Clostridial Diseases In Sheep

Sheep are susceptible to various clostridial diseases, the most common of which is enterotoxaemia or Pulpy Kidney (Clostridium perfringens D).

The bacteria are found in the intestinal tract. They are able to form resistant spores in soil and the spores concentrate in areas of high sheep usage.

Clostridial diseases are a serious threat to unvaccinated sheep. Death occurs within hours of rapid bacterial multiplication and endotoxin production.

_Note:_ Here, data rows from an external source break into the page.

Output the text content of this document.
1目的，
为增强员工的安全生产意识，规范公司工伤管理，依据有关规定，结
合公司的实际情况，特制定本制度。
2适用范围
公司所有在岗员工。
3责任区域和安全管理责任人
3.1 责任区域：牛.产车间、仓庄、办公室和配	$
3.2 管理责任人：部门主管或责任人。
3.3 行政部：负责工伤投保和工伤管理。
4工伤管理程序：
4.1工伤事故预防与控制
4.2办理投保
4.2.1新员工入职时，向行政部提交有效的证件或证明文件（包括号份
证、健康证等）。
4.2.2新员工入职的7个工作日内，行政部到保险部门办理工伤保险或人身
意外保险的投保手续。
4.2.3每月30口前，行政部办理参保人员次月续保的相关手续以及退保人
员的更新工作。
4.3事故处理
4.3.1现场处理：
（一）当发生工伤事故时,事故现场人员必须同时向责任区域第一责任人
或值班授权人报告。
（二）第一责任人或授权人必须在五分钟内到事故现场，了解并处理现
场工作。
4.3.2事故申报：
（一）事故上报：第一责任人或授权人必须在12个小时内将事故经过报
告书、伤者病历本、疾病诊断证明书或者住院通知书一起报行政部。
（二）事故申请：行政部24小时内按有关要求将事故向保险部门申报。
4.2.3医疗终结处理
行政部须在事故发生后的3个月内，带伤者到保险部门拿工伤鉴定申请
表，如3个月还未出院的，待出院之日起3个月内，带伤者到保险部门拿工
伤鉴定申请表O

Almost all cases of clostridial disease are fatal despite treatment. Large losses can be experienced if sheep are not vaccinated or incorrectly vaccinated. With correct vaccination programmes for the ewes, the new-born lamb will be protected through the intake of colostrum.

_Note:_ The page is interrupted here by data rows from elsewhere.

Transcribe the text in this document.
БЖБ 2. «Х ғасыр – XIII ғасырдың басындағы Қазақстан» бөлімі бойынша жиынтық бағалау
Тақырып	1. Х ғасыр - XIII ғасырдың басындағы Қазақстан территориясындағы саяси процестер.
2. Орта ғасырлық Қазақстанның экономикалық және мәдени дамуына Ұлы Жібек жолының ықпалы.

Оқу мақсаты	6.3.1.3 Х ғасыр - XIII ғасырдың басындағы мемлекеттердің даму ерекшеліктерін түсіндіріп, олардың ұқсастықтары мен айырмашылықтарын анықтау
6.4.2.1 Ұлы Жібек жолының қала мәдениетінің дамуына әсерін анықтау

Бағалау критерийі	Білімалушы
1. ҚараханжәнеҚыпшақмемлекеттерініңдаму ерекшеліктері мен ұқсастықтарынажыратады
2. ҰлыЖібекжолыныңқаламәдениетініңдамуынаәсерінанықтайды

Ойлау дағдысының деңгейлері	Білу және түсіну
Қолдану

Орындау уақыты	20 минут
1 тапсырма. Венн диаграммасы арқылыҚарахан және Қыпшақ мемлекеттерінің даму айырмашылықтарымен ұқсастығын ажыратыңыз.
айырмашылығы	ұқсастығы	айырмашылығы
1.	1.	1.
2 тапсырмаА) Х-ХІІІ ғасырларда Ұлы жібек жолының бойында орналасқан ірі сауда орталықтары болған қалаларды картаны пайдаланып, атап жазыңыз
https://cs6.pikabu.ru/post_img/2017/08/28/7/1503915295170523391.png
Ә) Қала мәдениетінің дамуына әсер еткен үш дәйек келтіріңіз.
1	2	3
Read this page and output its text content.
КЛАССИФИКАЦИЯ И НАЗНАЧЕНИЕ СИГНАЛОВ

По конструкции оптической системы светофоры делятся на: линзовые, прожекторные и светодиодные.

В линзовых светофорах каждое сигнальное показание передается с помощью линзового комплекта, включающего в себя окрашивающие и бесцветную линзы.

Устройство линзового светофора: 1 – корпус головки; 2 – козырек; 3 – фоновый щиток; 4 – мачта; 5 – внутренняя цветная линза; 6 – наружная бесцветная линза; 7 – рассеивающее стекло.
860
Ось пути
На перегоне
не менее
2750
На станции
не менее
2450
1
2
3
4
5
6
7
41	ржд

Diseases caused by clostridia in sheep (and cattle) are

Clostridium perfringens Type A:  Enterotoxaemia, haemorrhagic enteritis

Clostridium perfringens Type B: Lamb Dysentery

Clostridium perfringens Type C: Necrotic Enteritis

Clostridium perfringens Type D: Enterotoxaemia, Pulpy Kidney

Clostridium chauvoei : Blackleg, Black Quarter

Clostridium novyi Type B: Infectious Necrotic Hepatitis

Clostridium septicum: Malignant oedema

Clostridium tetani: Tetanus, lockjaw

Clostridium sordelli: Sudden death syndrome, haemorrhagic enteritis

Clostridium haemolyticum; Bacilliary haemoglobinuria

Clostridium botulinum: Botulism


Vaccination Programme

The vaccine is administered subcutaneously, preferably under the loose skin in front of the shoulder at the side of the neck. Read the manufacturer’s instructions before using any product.

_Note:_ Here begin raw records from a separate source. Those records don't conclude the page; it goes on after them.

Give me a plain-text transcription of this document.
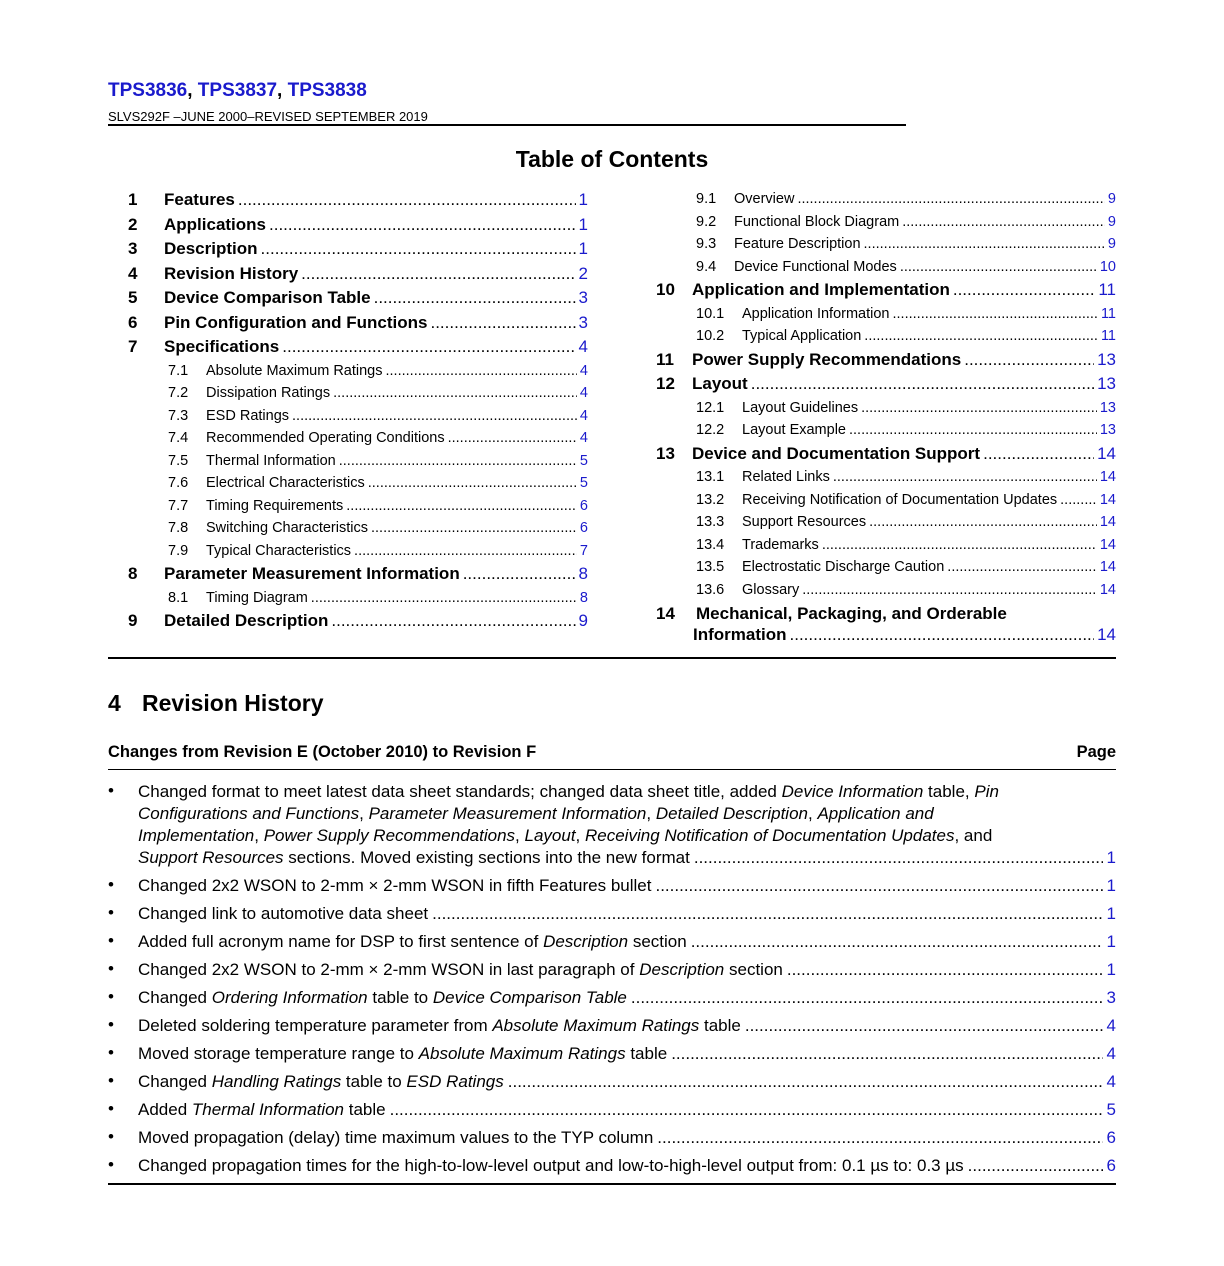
TPS3836, TPS3837, TPS3838
SLVS292F –JUNE 2000–REVISED SEPTEMBER 2019
Table of Contents
1	Features .....	1
2	Applications .....	1
3	Description .....	1
4	Revision History .....	2
5	Device Comparison Table .....	3
6	Pin Configuration and Functions .....	3
7	Specifications .....	4
7.1	Absolute Maximum Ratings .....	4
7.2	Dissipation Ratings .....	4
7.3	ESD Ratings .....	4
7.4	Recommended Operating Conditions .....	4
7.5	Thermal Information .....	5
7.6	Electrical Characteristics .....	5
7.7	Timing Requirements .....	6
7.8	Switching Characteristics .....	6
7.9	Typical Characteristics .....	7
8	Parameter Measurement Information .....	8
8.1	Timing Diagram .....	8
9	Detailed Description .....	9
9.1	Overview .....	9
9.2	Functional Block Diagram .....	9
9.3	Feature Description .....	9
9.4	Device Functional Modes .....	10
10	Application and Implementation .....	11
10.1	Application Information .....	11
10.2	Typical Application .....	11
11	Power Supply Recommendations .....	13
12	Layout .....	13
12.1	Layout Guidelines .....	13
12.2	Layout Example .....	13
13	Device and Documentation Support .....	14
13.1	Related Links .....	14
13.2	Receiving Notification of Documentation Updates .....	14
13.3	Support Resources .....	14
13.4	Trademarks .....	14
13.5	Electrostatic Discharge Caution .....	14
13.6	Glossary .....	14
14	Mechanical, Packaging, and Orderable
Information .....	14
4 Revision History
Changes from Revision E (October 2010) to Revision F	Page
• Changed format to meet latest data sheet standards; changed data sheet title, added Device Information table, Pin
Configurations and Functions, Parameter Measurement Information, Detailed Description, Application and
Implementation, Power Supply Recommendations, Layout, Receiving Notification of Documentation Updates, and
Support Resources sections. Moved existing sections into the new format .....	1
• Changed 2x2 WSON to 2-mm × 2-mm WSON in fifth Features bullet .....	1
• Changed link to automotive data sheet .....	1
• Added full acronym name for DSP to first sentence of Description section .....	1
• Changed 2x2 WSON to 2-mm × 2-mm WSON in last paragraph of Description section .....	1
• Changed Ordering Information table to Device Comparison Table .....	3
• Deleted soldering temperature parameter from Absolute Maximum Ratings table .....	4
• Moved storage temperature range to Absolute Maximum Ratings table .....	4
• Changed Handling Ratings table to ESD Ratings .....	4
• Added Thermal Information table .....	5
• Moved propagation (delay) time maximum values to the TYP column .....	6
• Changed propagation times for the high-to-low-level output and low-to-high-level output from: 0.1 µs to: 0.3 µs .....	6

Lambs and previously unvaccinated adult sheep are given 2 doses, 6 weeks apart, followed by annual vaccination of vaccine which contains the required strains of Clostridium.  Immunity will be adequately developed 14 days after the second dose and will last for approximately 1 year.  Ewes should have their booster 2-6 weeks prior to lambing. This will ensure the passive protection of the lambs via the colostrum, and the lambs should be protected until 12 weeks of age.

Lambs may be vaccinated from 2 weeks of age, irrespective of the dam’s status.